I set context limits in both the Ollama Modelfile and the Codex client. Ollama controls server allocation; Codex controls its prompt and compaction budget.

Evidence map

QuestionCanonical file
What did I contribute?stats/stats.json
What entered the corpus?datasets/raw-max/statistics.json
What was published?HF dataset revision 9f9829f9…
How was training invoked?runs/.../run.json + train.log
Which model revision was used?config.yaml + plan.json
Did deployment pass?deployment/.../verification.json
Which environment was recorded?report/environment.json
What identity is embedded?deployment/system-prompt.txt
Table 8. Canonical evidence map.

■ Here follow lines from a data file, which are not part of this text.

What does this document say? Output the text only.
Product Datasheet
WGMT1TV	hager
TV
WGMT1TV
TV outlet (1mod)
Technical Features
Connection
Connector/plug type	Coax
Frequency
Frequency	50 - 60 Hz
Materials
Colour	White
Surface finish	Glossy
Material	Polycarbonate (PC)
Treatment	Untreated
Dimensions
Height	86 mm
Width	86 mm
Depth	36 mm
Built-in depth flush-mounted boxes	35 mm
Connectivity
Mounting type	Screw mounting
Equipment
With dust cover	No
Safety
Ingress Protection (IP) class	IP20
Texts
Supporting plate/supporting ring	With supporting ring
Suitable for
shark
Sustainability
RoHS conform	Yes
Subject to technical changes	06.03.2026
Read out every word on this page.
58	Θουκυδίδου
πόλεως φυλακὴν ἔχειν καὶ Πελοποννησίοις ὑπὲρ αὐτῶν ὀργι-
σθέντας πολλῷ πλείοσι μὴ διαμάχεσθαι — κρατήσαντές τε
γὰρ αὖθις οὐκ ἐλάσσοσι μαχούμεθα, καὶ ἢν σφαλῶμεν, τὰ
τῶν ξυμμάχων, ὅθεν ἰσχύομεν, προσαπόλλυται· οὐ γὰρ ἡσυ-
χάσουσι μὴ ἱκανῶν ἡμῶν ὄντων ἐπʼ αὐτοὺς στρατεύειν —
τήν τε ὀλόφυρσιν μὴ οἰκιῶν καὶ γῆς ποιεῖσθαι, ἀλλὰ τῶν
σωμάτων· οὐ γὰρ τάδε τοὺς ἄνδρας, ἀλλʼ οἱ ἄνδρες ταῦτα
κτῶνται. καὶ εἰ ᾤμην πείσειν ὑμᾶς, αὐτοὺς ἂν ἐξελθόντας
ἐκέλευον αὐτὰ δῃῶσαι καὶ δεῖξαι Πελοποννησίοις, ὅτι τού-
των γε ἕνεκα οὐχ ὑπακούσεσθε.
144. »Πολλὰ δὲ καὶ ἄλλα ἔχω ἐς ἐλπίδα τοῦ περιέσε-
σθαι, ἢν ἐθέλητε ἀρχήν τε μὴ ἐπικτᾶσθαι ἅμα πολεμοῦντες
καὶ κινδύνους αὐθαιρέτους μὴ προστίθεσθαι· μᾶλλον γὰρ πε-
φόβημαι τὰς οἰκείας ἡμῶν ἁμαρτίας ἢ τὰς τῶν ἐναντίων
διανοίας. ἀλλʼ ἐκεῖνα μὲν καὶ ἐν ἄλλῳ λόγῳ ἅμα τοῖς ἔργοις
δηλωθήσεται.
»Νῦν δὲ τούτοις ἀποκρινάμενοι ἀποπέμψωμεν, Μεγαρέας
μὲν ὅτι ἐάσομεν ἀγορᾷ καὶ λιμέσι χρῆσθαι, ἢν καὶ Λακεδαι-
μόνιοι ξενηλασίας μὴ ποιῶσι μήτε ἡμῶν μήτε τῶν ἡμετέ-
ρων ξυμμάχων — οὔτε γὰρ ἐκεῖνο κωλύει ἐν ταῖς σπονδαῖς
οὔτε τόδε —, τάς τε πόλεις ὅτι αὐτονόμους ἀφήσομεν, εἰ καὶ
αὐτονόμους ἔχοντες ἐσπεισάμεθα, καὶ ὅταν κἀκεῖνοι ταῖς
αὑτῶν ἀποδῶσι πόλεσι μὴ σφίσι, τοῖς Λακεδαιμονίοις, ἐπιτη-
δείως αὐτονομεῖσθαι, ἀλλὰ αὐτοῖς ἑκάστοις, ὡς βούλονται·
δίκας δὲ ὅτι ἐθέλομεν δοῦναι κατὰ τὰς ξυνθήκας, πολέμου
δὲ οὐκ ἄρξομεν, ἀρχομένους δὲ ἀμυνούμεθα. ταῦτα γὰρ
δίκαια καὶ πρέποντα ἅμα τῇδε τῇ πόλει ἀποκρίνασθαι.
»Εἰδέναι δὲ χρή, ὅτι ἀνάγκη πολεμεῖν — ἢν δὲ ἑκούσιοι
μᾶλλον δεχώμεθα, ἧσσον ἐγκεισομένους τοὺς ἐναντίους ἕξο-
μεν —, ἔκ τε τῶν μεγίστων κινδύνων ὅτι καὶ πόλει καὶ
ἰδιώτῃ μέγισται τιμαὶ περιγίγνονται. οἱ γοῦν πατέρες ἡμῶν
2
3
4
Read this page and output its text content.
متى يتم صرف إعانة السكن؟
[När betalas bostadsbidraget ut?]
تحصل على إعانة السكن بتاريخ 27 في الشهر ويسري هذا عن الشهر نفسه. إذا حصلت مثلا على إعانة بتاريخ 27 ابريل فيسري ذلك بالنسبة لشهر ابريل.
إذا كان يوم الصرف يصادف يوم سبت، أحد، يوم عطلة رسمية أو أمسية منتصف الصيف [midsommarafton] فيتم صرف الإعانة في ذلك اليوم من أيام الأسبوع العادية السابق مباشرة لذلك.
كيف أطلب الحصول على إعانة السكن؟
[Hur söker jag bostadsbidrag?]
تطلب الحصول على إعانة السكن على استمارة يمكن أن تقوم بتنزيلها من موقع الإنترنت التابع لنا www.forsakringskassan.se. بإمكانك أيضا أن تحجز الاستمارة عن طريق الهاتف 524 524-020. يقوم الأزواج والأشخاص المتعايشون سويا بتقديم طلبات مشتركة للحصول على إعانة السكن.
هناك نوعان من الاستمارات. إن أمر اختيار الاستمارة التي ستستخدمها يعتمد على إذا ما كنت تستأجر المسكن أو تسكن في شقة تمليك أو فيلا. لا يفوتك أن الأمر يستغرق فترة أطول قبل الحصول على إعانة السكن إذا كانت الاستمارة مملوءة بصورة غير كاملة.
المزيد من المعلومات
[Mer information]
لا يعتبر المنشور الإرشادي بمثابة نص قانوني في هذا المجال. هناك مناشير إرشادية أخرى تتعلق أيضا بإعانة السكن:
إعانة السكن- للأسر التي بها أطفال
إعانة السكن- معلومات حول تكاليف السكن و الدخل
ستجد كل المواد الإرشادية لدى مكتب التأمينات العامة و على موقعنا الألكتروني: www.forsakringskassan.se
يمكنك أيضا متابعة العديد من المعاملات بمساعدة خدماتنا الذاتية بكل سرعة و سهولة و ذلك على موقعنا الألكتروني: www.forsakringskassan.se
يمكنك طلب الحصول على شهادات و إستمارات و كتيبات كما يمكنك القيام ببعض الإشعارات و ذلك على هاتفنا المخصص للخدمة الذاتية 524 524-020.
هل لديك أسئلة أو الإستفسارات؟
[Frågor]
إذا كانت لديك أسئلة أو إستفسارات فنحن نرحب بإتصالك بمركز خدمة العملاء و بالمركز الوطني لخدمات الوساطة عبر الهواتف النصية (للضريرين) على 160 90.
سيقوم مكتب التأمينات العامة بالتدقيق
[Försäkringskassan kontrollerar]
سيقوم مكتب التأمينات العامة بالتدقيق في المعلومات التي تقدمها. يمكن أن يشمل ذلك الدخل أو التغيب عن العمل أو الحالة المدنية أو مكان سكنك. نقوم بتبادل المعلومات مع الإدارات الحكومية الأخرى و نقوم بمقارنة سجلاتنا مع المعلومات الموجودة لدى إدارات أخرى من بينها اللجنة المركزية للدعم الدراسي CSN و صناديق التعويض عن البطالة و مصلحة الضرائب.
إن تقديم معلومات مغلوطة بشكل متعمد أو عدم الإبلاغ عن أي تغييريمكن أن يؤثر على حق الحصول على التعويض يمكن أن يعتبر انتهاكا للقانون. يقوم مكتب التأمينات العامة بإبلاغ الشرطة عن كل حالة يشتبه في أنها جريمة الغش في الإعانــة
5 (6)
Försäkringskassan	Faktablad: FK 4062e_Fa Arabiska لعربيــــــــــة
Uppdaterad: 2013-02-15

Generated presentation files never override these machine-readable sources.

Evaluation scope

I keep the claims in this report aligned with the measurements they come from.

  • The published checkpoint is a systems-validation artifact. Its measurements establish compatibility, conversion correctness, and runtime behavior; they are not a held-out coding-quality benchmark.
  • Repository history is correlated. Thousands of commits do not represent thousands of independent programming tasks. Repeated frameworks, scaffolds, and project conventions reduce effective diversity.
  • Filtering is not publication clearance. Secret signatures and sensitive-path rules reduce obvious risk. I explicitly approved the staged public dataset, but privacy, copyright, and repository licenses still require ongoing review.
  • Performance is machine-specific. I measured throughput, latency, and peak memory on my local Apple Silicon environment; other hardware will produce different results.
  • The Codex gate is an integration test. It verifies the agent loop under a controlled edit-and-test task rather than claiming broad software-engineering capability.

My next evaluation layer is a controlled held-out comparison between the pinned base and an adapted checkpoint, using repository-isolated data, fixed sampling, perplexity, next-line exact match, throughput, and peak-memory measurements.